Esme montra ensuite comment marcher, parler à voix basse, et même comment poser un plateau avec une précision parfaite.
— Tout ici est une question de contrôle, insista-t-elle. La moindre erreur, le moindre faux geste, sera remarqué. Et dans cette maison, il n'y a pas de place pour l'approximation. Est-ce bien compris ?
Les jeunes filles acquiescèrent en silence, sentant le poids de la tâche qui les attendait. Alna, bien que stressée, observait attentivement, consciente qu'elle n'avait pas le droit à l'erreur.
Alors qu'elles étaient sur le point de rentrer, ayant fini leur première rencontre avec la gouvernante. Alna, qui traînait un peu à l'arrière du groupe, essayait discrètement de réajuster le bas de sa robe, qui la gênait en marchant. Mais, perdue dans ses pensées, elle ne vit pas une petite irrégularité au sol et trébucha légèrement. Elle réussit à se rattraper, mais pas sans perdre un peu d'équilibre.
Quand elle releva la tête, les autres filles étaient déjà plus loin, complètement concentrées sur leurs discussions. Elle accéléra le pas pour les rattraper, mais à ce moment-là, quelque chose dans l'air changea.
Un bruit lourd résonna dans le hall, suivi de l'ouverture majestueuse des portes principales. Alna se figea, comme tous les autres domestiques présents. Les murmures cessèrent, et un silence respectueux s'installa. Elle vit des regards paniqués autour d'elle, et tout le monde se précipita sur les côtés pour s'incliner profondément.
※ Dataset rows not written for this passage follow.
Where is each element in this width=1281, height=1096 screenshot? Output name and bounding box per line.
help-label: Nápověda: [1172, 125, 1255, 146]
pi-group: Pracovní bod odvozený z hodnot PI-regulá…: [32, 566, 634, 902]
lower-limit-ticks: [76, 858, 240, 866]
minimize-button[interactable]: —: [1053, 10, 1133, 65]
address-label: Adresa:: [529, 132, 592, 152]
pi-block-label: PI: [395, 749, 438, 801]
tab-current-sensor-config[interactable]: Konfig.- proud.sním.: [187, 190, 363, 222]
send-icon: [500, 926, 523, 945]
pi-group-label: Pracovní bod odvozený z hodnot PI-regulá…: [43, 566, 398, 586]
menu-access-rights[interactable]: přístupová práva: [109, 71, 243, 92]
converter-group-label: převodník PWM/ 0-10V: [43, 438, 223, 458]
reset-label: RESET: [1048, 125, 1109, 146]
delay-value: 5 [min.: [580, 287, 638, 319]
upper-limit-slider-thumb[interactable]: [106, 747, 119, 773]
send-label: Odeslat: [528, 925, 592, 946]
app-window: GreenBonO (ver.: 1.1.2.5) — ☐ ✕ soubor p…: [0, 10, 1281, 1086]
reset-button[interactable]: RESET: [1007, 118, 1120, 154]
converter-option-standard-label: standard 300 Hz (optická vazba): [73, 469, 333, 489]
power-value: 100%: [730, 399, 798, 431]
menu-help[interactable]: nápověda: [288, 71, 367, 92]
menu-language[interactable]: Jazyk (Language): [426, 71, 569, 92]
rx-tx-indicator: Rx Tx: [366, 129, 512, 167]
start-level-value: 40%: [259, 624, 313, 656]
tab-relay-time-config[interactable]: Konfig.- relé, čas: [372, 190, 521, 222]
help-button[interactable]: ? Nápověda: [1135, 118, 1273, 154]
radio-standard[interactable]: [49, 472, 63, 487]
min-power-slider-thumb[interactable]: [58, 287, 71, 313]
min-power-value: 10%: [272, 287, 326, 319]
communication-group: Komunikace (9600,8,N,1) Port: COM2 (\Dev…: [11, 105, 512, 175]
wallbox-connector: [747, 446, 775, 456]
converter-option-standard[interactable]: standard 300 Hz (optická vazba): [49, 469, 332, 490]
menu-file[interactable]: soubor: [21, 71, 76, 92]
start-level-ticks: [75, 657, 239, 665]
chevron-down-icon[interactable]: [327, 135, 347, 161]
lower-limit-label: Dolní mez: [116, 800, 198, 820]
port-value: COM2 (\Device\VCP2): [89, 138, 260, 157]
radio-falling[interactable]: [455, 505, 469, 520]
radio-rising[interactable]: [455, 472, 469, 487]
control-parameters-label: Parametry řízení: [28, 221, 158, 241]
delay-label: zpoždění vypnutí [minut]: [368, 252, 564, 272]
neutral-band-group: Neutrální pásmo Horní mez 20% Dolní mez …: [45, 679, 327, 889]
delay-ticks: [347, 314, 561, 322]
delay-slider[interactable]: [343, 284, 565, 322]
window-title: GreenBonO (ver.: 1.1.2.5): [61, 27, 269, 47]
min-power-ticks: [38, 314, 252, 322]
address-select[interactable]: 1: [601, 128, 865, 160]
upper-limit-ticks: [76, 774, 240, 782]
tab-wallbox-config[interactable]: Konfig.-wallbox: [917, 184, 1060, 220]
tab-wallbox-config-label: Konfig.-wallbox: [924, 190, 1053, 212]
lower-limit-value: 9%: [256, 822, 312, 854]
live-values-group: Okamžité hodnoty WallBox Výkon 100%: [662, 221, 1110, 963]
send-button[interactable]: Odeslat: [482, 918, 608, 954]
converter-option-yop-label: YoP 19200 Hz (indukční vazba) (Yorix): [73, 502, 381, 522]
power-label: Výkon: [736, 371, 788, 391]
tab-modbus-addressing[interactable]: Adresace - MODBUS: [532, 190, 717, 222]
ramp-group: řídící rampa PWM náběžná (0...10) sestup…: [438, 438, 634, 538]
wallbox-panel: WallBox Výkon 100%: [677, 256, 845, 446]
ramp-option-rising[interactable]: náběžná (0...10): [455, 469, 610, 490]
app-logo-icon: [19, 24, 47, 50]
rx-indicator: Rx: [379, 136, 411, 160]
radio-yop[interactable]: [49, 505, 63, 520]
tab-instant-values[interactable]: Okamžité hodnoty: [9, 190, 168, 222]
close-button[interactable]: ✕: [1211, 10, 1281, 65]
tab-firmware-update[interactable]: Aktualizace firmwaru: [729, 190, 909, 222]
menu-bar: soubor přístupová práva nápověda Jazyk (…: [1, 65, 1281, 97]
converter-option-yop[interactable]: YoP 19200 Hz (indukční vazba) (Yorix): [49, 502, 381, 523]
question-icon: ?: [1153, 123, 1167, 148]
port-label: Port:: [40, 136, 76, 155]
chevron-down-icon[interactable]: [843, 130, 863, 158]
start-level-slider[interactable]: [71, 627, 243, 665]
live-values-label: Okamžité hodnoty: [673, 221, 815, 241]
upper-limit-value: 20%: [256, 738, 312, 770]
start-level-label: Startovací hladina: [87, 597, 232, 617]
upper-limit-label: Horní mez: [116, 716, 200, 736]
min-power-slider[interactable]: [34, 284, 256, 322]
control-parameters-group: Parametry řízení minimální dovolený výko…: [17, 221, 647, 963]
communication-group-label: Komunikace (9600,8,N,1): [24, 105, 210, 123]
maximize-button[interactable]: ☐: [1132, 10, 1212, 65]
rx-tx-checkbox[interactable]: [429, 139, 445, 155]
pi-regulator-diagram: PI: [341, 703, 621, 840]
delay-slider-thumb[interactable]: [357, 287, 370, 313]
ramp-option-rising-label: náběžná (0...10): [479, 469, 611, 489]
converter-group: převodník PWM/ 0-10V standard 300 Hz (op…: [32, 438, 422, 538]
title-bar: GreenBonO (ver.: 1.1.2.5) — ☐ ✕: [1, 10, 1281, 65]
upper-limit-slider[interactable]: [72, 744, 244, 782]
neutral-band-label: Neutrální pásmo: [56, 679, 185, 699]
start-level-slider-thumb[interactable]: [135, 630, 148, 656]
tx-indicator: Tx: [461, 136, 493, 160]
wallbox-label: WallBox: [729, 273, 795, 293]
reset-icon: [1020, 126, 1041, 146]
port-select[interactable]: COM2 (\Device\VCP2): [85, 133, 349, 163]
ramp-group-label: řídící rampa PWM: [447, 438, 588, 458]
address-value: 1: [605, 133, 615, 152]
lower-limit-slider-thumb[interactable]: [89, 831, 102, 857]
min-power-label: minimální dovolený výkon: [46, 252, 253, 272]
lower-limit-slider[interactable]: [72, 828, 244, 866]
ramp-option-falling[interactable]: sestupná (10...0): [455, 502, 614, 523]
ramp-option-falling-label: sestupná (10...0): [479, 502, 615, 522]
Confuse, Alna resta au milieu du passage, ne comprenant pas ce qui se passait. C'est alors qu'elle les aperçut : la reine, imposante dans sa démarche, avançait avec une grâce froide, suivie de près par le prince. Leur présence dégageait une autorité qui forçait le respect, même chez les plus téméraires.
Alna, plantée là, n'avait toujours pas bougé. Les battements de son cœur s'accélérèrent en réalisant qu'elle était la seule debout, complètement hors de place.
Le prince, remarquant cette silhouette immobile qui ne s'inclinait pas comme les autres, tourna la tête vers elle, intrigué. Leurs regards se croisèrent brièvement. Celui d'Alna était un mélange de panique et d'incompréhension, tandis que le sien semblait plus curieux qu'irrité.
Elle sentit une chaleur lui monter au visage, d'autant plus quand une mèche rebelle, échappée de son chignon, vint tomber sur son front. Gênée, elle tenta maladroitement de l'écarter tout en baissant légèrement les yeux. Mais le moment était déjà passé : le prince continuait d'avancer, sans un mot, mais avec une expression presque imperceptible d'intérêt dans le regard.